I've been wanting to write a card about this for a while because I feel like this is a really unique experience that, at the same time, a lot of people can relate to. My mom was born in the Middle East, raised in Mexico, and moved to New York City when she was a young girl. Because of this, she had a really different way of raising us than maybe the 'normal' American parent would, and I don't think I really understood why I felt so weird and different growing up until I could look back at the whole experience and realize - hey, I'm a first generation.

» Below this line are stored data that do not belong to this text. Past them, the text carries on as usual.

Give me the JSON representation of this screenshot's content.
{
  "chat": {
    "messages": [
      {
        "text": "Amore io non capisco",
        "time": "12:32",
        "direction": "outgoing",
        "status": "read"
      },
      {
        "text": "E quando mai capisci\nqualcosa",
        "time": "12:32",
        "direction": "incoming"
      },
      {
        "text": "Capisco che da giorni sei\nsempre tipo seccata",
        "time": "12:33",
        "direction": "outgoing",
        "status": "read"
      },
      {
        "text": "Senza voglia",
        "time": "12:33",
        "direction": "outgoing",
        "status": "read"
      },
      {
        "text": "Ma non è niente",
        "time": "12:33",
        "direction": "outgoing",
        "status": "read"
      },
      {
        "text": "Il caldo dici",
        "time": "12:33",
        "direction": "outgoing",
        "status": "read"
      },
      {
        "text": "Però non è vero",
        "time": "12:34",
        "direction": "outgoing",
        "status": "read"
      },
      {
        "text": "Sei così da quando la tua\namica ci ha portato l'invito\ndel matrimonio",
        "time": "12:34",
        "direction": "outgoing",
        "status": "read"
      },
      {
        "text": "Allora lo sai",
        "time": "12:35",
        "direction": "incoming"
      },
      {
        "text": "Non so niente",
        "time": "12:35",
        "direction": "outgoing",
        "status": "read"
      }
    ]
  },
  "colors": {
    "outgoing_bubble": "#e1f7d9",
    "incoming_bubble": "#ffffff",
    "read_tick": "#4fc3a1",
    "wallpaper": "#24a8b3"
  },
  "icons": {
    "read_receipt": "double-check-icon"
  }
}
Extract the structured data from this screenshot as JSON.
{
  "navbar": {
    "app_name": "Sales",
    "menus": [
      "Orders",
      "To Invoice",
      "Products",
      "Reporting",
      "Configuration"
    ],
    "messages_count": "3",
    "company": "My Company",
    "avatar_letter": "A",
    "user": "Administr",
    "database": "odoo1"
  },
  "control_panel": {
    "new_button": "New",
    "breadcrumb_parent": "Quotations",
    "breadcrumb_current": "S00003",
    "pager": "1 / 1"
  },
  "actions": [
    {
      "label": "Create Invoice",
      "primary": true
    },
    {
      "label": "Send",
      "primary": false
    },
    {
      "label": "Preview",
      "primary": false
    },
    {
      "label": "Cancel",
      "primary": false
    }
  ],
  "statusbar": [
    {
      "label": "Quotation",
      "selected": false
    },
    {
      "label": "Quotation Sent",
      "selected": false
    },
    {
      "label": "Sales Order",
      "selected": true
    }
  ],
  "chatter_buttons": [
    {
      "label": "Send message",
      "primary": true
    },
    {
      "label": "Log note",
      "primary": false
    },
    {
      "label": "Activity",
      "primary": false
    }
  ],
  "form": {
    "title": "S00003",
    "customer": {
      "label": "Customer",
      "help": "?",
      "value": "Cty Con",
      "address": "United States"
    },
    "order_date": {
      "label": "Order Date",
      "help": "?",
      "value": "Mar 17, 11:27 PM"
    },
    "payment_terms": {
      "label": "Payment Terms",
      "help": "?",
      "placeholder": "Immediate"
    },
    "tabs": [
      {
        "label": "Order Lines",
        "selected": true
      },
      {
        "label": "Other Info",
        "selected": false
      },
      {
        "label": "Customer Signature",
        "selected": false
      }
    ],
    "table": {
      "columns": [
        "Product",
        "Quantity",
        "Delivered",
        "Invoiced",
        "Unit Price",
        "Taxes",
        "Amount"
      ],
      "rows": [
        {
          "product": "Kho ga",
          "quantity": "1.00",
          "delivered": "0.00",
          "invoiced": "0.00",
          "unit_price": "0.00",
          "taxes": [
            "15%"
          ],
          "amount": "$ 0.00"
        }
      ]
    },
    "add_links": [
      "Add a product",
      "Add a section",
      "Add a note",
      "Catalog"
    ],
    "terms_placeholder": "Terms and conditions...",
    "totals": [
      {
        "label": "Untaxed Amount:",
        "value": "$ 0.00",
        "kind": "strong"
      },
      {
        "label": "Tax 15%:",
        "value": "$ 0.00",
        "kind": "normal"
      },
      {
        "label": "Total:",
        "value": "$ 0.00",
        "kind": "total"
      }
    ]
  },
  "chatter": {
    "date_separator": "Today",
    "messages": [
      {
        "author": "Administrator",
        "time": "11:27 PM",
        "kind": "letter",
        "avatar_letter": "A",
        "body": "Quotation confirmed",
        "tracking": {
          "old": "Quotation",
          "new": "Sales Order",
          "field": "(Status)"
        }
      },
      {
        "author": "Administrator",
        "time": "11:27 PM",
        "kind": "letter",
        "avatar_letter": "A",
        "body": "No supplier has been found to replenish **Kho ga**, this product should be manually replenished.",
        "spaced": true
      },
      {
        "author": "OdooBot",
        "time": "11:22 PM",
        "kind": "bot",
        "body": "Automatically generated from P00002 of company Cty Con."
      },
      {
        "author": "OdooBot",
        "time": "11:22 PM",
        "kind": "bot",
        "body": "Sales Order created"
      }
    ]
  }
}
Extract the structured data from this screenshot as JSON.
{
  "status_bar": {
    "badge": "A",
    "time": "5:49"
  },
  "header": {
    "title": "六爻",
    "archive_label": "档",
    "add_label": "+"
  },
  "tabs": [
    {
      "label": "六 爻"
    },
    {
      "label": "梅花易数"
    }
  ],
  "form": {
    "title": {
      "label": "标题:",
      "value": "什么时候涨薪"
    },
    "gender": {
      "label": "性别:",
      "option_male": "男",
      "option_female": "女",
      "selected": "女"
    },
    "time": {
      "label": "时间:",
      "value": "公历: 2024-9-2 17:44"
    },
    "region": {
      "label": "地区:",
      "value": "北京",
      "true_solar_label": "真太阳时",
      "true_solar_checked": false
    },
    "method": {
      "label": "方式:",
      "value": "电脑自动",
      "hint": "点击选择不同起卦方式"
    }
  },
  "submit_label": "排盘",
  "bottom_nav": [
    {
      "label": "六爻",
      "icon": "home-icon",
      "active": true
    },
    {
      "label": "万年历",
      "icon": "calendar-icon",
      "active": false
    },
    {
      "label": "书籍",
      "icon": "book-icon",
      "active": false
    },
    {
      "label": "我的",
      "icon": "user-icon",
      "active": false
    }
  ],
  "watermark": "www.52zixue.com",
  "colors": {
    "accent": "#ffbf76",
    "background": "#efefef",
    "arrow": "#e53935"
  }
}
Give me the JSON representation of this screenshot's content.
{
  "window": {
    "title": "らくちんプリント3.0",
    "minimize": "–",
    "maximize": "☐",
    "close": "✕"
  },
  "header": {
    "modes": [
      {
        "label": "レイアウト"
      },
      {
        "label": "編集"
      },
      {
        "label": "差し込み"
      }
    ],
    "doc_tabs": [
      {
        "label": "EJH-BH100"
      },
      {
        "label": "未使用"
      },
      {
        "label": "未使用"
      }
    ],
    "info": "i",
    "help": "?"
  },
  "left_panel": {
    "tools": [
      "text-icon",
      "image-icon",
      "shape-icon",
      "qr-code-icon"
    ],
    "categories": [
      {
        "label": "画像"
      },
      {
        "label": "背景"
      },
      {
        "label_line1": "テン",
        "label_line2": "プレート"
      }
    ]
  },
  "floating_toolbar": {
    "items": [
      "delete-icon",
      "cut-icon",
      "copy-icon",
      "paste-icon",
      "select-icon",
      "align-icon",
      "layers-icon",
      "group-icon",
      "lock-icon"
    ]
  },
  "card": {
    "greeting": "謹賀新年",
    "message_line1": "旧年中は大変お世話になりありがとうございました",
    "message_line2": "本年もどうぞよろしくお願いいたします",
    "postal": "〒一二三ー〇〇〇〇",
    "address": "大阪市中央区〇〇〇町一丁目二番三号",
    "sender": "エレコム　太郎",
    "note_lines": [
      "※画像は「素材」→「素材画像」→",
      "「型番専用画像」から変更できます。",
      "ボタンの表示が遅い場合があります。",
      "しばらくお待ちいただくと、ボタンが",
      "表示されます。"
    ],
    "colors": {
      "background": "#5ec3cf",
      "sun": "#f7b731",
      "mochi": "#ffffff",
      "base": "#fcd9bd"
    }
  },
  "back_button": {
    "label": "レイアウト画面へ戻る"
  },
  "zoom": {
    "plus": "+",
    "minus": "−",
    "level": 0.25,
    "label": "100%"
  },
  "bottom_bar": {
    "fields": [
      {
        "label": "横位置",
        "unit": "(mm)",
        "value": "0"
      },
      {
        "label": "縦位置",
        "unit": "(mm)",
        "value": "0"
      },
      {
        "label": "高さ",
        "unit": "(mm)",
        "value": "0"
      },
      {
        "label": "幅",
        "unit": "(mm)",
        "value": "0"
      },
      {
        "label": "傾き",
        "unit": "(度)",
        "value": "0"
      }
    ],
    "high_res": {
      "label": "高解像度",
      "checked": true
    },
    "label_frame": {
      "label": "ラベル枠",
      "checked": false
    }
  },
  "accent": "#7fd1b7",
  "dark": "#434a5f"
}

My favorite show on television right now is 'Fresh Off The Boat', a loosely biographical comedy based on the life of celebrity restaurateur Eddie Huang and his childhood as a first generation Taiwanese American. The Huangs might be from Taiwan, but I feel like the things they experience and the way that they handle situations are so reminiscent of anyone who comes from a similar family situation.
Granted, many of these are my own experiences and might not be true for all first generation kids. However, I hope you all get a laugh!
Your grandparents don't speak English - and taught you all the best insults in the language they DO speak.
Okay, maybe Teta (aka 'Grandma') didn't want me to know how to call people sloppy, dumb, and fat in Arabic, but she talked so much Middle Eastern smack that those are some of the only words I know.
You never get to eat the cafeteria lunch - just whatever was left over from last night's dinner.
There's nothing quite like trying to explain to the other kids at the table what falafel is. (Not many 4th graders have come across it before, and don't realize that they'll be devouring them by the dozen when they become the 'trendy' foreign food 15 years later.)
You have so many cousins that family photos require the panorama feature.
So you've got your first cousins, your second cousins, your third cousins once removed, the cousin who is a cousin of your other cousin (which also makes you cousins, according to your mom), and the cousins who aren't actually cousins but are so close to your family they're treated just the same.
Your mom isn't saying you have to marry someone of the same background, but she isn't NOT saying that.
Just like she's not telling you that your wedding ceremony has to be in your family's church/mosque/temple/religious center of choice and that you must give her lots of small, chubby, adorable grandbabies.
You have to warn your non-ethnic friends about your family before they show up to a party.
Take your shoes off, sample the hummus, and I apologize in advance that no one on my mom's side knows how to pronounce the 't' in 'Courtney'. (You guys, my uncles paid for a bellydancer to show up to our Fathers' Day party one year. I cannot make this up.)
You have an uncle that pushes alcohol on everyone even though half of your cousins are still in high school.
Here's looking at you, Uncle Alfif. (Or as we say in my family - Alcoholic Al.)
And your parents aren't really fans of the fact you never tried learning 'the language'.
Why do I need to learn how to speak a language I'm only going to be able to use when I'm talking to old people at family functions? I already learned all the good words from my bilingual cousins anyway.